As we can see in the images below, it was a matter of parametrization in the Kickstarter case, while in GE News, it was not. The dashed lines represent the TRF, while the green curves are about the holdout sets. We can see the RF has the power to solve the Kickstarter with a higher holdout performance, while in GE News, the dashed green curve goes to a level the continuous one does not reach.

(a) Kickstarter
(b) GE News

Feature importance

If the TRF was to select stable relationships, we expect that the features would assume different importance. However, in terms of the order, there was little difference. The only pattern we could identify was that the TRF concentrated importance on the top features in the cases it outperformed the RF.

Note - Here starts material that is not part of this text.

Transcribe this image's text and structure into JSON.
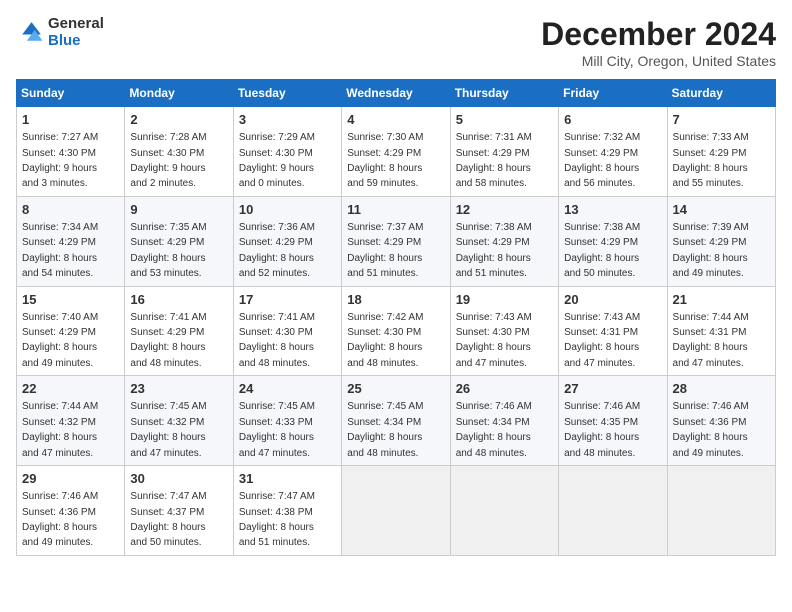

In the table below, we can see the feature importance of the GE News dataset. Notice how importance the TRF concentrates on the top features and how the importance quickly decreases as we go to the less important ones.

Feature Importance Feature Importance
atleta 0.043446 atleta 0.090731
cada 0.034933 sabe 0.036755
partidas 0.019544 cada 0.034831
primeiro 0.014367 partidas 0.021660
sabe 0.012230 lateral 0.016985
dia 0.010441 chegar 0.015238
cinco 0.009303 dia 0.012248
lateral 0.006325 cinco 0.011322
video 0.006182 camisa 0.006628
rodrigo 0.005493 precisa 0.006192
defesa 0.004620 globoesport 0.004892
globoesporte 0.004507 defesa 0.004150
precisa 0.004204 todos 0.003037
momento 0.003925 possível 0.002211
treinador 0.003699 lesão 0.001797
camisa 0.003505 video 0.001595
hoje 0.003442 vitória 0.001177
difícil 0.003328 dentro 0.000943
possível 0.003327 neste 0.000874
todos 0.003132 nova 0.000581


In most cases, the TRF looks like regularization since it has worse training performance and a better holdout result. In these cases, the shape of the curve in the holdout is similar for the RF and the TRF. However, it might be the case that in most datasets, the low number of features does not enable it to find stability from a particular source. The most interesting case is also the one with the highest number of features, which is GE News. The interestingness of this case is that it provides evidence that phenomena we want to predict could be composed of many concepts, which change at different rates as time passes. At the same time, models cannot capture this nuance and tend to focus on simple and spurious relationships.

Nonetheless, the domain classifier points to a simple way to find a reason to try the TRF for a particular problem, and its performance does not lose by far in the cases it loses to the RF.


  1. Moneda, L., & Mauá, D. (2022). Time Robust Trees: Using Temporal Invariance to Improve Generalization. BRACIS 2022. 

  2. Moneda, L.: Globo esporte news dataset (2020), version 18. Retrieved March 31, 2021, from https://www.kaggle.com/lgmoneda/ge-soccer-clubs-news 

  3. Chicago, C.: Chicagocrime-bigquerydataset(2021), version 1. Retrieved March 13, 2021 from https://www.kaggle.com/chicago/chicago-crime 

  4. Daoud, J.: Animal shelter dataset (2021), version 1. Retrieved March 13, 2021, from https://www.kaggle.com/jackdaoud/animal-shelter-analytics 

  5. Mouill, M.: Kickstarter projects dataset (2018), version 7. Retrieved March 13, 2021, from https://www.kaggle.com/kemical/kickstarter-projects?select=ks-projects-201612.csv 

  6. Shastry, A.: Sanfrancisco building permits dataset (2018), version 7. Retrieved March 13, 2021, from https://www.kaggle.com/aparnashastry/building-permit-applications-data 

  7. Sionek, A.: Brazilian e-commerce public dataset by olist (2019), version 7. Retrieved March 13, 2021, from https://www.kaggle.com/olistbr/brazilian-ecommerce 

  8. Mitchell, T.: 20 Newsgroup dataset (1996). They are retrieved from sklearn.